Le problème de la dette expose le risque de la Fed et la raison pour laquelle elle n’a d’autre choix que de monétiser l’émission de dette du gouvernement pour maintenir les taux d’intérêt supprimés. Plus important encore, la baisse de la vitesse monétaire montre clairement que la déflation est une menace persistante et que la Fed a le plus peur.

Treasury & Risk a clairement expliqué le raisonnement :

«Il est difficile de surestimer la mesure dans laquelle la psychologie conduit une économie à la déflation. Lorsque le climat économique dominant dans une nation passe de l’optimisme au pessimisme, les participants changent. Les créanciers, les débiteurs, les investisseurs, les producteurs et les consommateurs changent tous leur orientation principale de l’expansion à la conservation.
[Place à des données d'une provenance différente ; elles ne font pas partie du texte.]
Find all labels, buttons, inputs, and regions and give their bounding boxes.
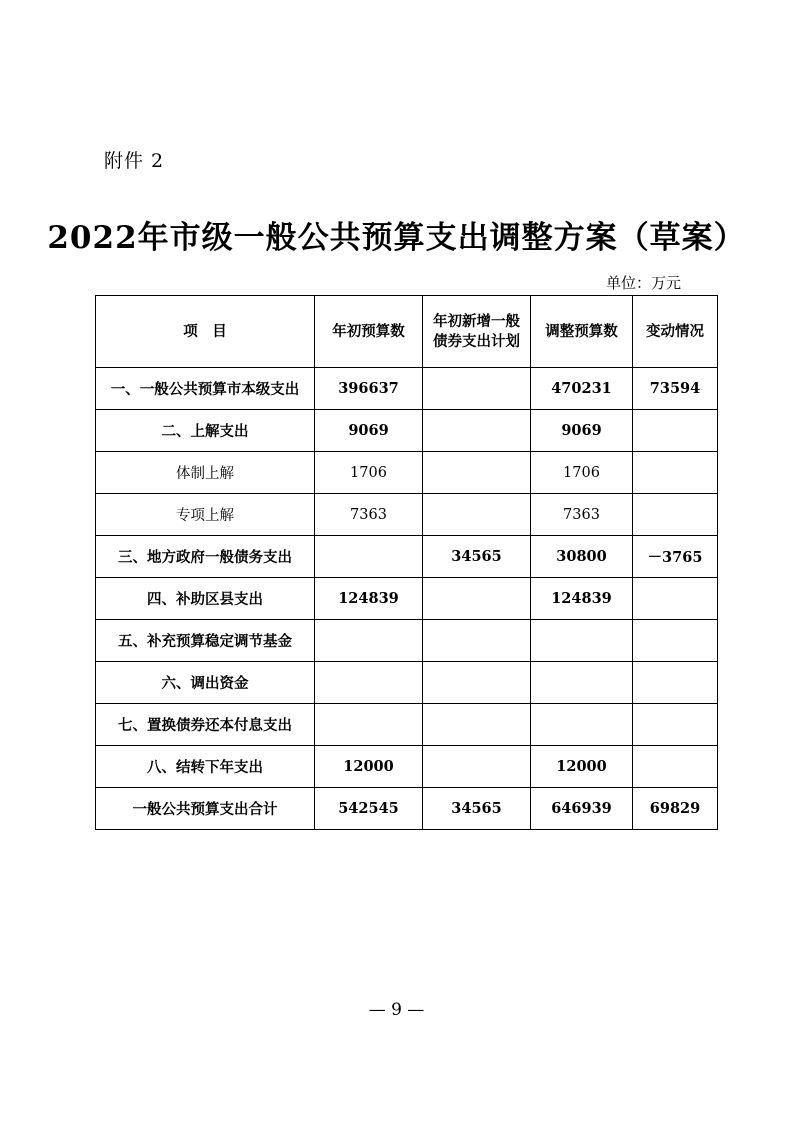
header-new-bond-plan: 年初新增一般债券支出计划 <box>423 296 531 368</box>
row-new-bond <box>423 368 531 410</box>
row-change <box>633 620 718 662</box>
row-initial-budget: 9069 <box>315 410 423 452</box>
table-row <box>96 368 718 410</box>
total-adjusted: 646939 <box>531 788 633 830</box>
row-new-bond <box>423 452 531 494</box>
total-row <box>96 788 718 830</box>
row-new-bond <box>423 662 531 704</box>
row-label: 三、地方政府一般债务支出 <box>96 536 315 578</box>
row-change <box>633 704 718 746</box>
header-initial-budget: 年初预算数 <box>315 296 423 368</box>
row-new-bond <box>423 494 531 536</box>
row-change <box>633 746 718 788</box>
table-row <box>96 578 718 620</box>
total-label: 一般公共预算支出合计 <box>96 788 315 830</box>
row-initial-budget <box>315 704 423 746</box>
table-row <box>96 620 718 662</box>
row-new-bond <box>423 620 531 662</box>
row-adjusted-budget: 124839 <box>531 578 633 620</box>
total-change: 69829 <box>633 788 718 830</box>
table-row <box>96 536 718 578</box>
table-row <box>96 452 718 494</box>
row-change <box>633 494 718 536</box>
row-adjusted-budget <box>531 620 633 662</box>
row-new-bond <box>423 410 531 452</box>
header-item: 项 目 <box>96 296 315 368</box>
row-new-bond <box>423 746 531 788</box>
total-initial: 542545 <box>315 788 423 830</box>
row-label: 专项上解 <box>96 494 315 536</box>
row-label: 六、调出资金 <box>96 662 315 704</box>
row-initial-budget <box>315 662 423 704</box>
row-change: －3765 <box>633 536 718 578</box>
row-label: 八、结转下年支出 <box>96 746 315 788</box>
unit-label: 单位：万元 <box>605 274 681 292</box>
row-initial-budget <box>315 536 423 578</box>
row-new-bond <box>423 704 531 746</box>
row-change <box>633 578 718 620</box>
header-adjusted-budget: 调整预算数 <box>531 296 633 368</box>
document-title: 2022年市级一般公共预算支出调整方案（草案） <box>47 220 746 256</box>
row-change <box>633 452 718 494</box>
row-new-bond <box>423 578 531 620</box>
row-initial-budget: 7363 <box>315 494 423 536</box>
row-new-bond: 34565 <box>423 536 531 578</box>
row-adjusted-budget: 9069 <box>531 410 633 452</box>
budget-table <box>95 295 718 830</box>
header-change: 变动情况 <box>633 296 718 368</box>
row-adjusted-budget: 470231 <box>531 368 633 410</box>
row-change <box>633 410 718 452</box>
row-initial-budget: 12000 <box>315 746 423 788</box>
row-adjusted-budget: 12000 <box>531 746 633 788</box>
row-label: 体制上解 <box>96 452 315 494</box>
row-label: 七、置换债券还本付息支出 <box>96 704 315 746</box>
row-adjusted-budget: 30800 <box>531 536 633 578</box>
table-row <box>96 494 718 536</box>
row-label: 一、一般公共预算市本级支出 <box>96 368 315 410</box>
row-label: 四、补助区县支出 <box>96 578 315 620</box>
table-row <box>96 704 718 746</box>
row-adjusted-budget: 7363 <box>531 494 633 536</box>
table-row <box>96 410 718 452</box>
row-initial-budget: 124839 <box>315 578 423 620</box>
table-row <box>96 662 718 704</box>
row-label: 五、补充预算稳定调节基金 <box>96 620 315 662</box>
row-initial-budget: 396637 <box>315 368 423 410</box>
total-new-bond: 34565 <box>423 788 531 830</box>
row-initial-budget: 1706 <box>315 452 423 494</box>
attachment-label: 附件 2 <box>104 150 165 172</box>
row-initial-budget <box>315 620 423 662</box>
table-header-row <box>96 296 718 368</box>
row-label: 二、上解支出 <box>96 410 315 452</box>
row-adjusted-budget <box>531 704 633 746</box>
row-adjusted-budget <box>531 662 633 704</box>
page-number: — 9 — <box>368 1000 425 1020</box>
row-adjusted-budget: 1706 <box>531 452 633 494</box>
row-change: 73594 <box>633 368 718 410</box>
table-row <box>96 746 718 788</box>
row-change <box>633 662 718 704</box>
  • Les créanciers deviennent plus conservateurs et ralentissent leurs prêts.
  • Les débiteurs potentiels deviennent plus conservateurs et empruntent moins ou pas du tout.
  • Si les investisseurs deviennent plus conservateurs, ils engagent moins d’argent dans les investissements par emprunt.
  • Les producteurs deviennent plus conservateurs et réduisent les plans d’expansion.
  • Les consommateurs deviennent plus conservateurs, épargnent plus et dépensent moins.

Ces comportements réduisent la vitesse de la monnaie, ce qui exerce une pression à la baisse sur les prix. La vitesse de la monnaie ralentit déjà depuis des années, signe d’avertissement classique que la déflation est imminente.  Maintenant, grâce aux verrouillages liés aux virus, la vitesse de l’argent a commencé à s’effondrer. Alors que le pessimisme généralisé s’installe, attendez-vous à ce qu’il baisse encore plus. »

Pas d’options réelles

La Réserve fédérale n’a pas de réelles options à moins qu’elle ne soit disposée à permettre au système de se réinitialiser douloureusement.

Malheureusement, étant donné que nous avons maintenant une décennie d’expérience dans l’observation des expériences monétaires qui ne réussissent qu’à créer un énorme «écart de richesse», nous devrions peut-être envisager l’alternative.

En fin de compte, la Réserve fédérale et l’Administration devront faire face à des choix difficiles pour sortir l’économie du «piège à liquidités» actuel   Cependant, l’histoire montre que les dirigeants politiques ne font jamais de choix difficiles tant que ces choix ne leur sont pas imposés.

Alors que nous continuons à «espérer» pouvoir «grandir» pour sortir de notre problème de dette, «l’espoir» n’a jamais été une stratégie fonctionnelle pour résoudre les problèmes.